Seattle Center Monorail darts through history
There are at least a dozen ways to get from lower Queen Anne to downtown Seattle, but none are as enjoyable or fast as a ride on this World's Fair souvenir. Though it's nearly four decades old, the Seattle Center Monorail is no relic; it still makes the one-mile trip from the base of the Space Needle to Westlake Center in just over a minute's time.
It's a wonderfully scenic trip. The track runs above Fifth Avenue, affording matchless views of Capitol Hill to the east and Belltown to the west. At its south end, it terminates at Westlake Center — a four-story indoor mall and adjacent open-air plaza that's the epicenter of many seasonal celebrations, including the city's biggest Christmas tree-lighting ceremeony and fireworks show — and the approach to the Monorail's Seattle Center terminus passes directly through the futuristic Experience Music Project and Science Fiction Hall of Fame.
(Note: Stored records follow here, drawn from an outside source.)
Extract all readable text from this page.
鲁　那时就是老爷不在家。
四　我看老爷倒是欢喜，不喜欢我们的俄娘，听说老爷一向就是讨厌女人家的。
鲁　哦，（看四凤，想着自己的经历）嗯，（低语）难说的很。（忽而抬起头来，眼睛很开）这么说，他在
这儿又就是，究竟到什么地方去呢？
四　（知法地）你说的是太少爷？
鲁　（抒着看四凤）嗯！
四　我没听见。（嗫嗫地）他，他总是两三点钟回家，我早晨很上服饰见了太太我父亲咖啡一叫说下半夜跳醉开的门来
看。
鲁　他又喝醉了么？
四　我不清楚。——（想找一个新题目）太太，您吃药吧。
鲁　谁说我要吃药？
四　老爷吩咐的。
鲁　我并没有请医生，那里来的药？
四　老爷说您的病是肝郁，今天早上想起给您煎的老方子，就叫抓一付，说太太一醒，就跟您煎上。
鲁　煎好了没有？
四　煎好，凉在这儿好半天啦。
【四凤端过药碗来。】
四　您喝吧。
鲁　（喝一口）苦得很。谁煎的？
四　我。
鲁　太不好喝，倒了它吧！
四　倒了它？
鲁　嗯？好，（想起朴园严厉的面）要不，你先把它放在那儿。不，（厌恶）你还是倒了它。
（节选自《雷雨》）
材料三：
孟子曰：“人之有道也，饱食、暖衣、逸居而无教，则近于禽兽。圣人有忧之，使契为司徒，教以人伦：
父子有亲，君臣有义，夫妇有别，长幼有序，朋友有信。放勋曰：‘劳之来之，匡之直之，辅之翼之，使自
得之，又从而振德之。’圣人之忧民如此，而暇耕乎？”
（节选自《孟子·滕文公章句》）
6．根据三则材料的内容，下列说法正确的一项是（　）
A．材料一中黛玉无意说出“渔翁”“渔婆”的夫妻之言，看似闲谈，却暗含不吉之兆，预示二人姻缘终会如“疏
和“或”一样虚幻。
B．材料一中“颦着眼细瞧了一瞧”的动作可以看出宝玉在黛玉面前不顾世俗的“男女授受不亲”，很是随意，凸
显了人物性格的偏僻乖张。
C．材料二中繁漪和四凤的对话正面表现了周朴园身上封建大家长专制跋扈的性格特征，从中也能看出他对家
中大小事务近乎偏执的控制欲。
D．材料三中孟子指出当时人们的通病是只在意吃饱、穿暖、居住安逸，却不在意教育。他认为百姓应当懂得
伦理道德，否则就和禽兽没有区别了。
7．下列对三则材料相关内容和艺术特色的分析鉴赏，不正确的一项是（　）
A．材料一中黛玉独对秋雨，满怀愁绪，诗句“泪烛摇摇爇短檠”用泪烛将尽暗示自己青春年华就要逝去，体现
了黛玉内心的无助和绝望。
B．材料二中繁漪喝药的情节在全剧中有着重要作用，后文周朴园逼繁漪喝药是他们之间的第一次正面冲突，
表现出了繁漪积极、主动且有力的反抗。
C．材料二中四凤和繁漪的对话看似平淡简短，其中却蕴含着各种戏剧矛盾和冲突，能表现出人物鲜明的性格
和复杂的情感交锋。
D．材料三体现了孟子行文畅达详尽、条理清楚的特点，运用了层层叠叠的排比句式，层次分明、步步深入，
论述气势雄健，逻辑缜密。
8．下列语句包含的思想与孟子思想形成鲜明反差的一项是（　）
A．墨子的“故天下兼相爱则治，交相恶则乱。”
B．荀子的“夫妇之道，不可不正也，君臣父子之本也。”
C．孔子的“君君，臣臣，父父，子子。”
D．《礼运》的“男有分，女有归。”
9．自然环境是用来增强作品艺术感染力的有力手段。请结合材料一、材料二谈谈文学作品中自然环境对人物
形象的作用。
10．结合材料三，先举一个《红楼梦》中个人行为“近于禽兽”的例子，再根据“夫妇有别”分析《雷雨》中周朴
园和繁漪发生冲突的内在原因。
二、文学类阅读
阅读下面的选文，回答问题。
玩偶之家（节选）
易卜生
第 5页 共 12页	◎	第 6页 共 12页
Taken in either direction, the Monorail offers a fairly spectacular ride.
That said, some locals take the Monorail without even considering the scenery. It's simply a transportation mode for some — after all, it's the most direct route from downtown to uptown, and it connects with the Metro Tunnel and the South Lake Union Streetcar.
And hundreds of office workers make daily use of the Monorail to grab lunch in a different neighborhood, or to simply get away from their desks for an hour. At just $4 round-trip, a ride on the Seattle Center Monorail is a prime deal — a little more than a dollar per 10-year jump into Seattle's past.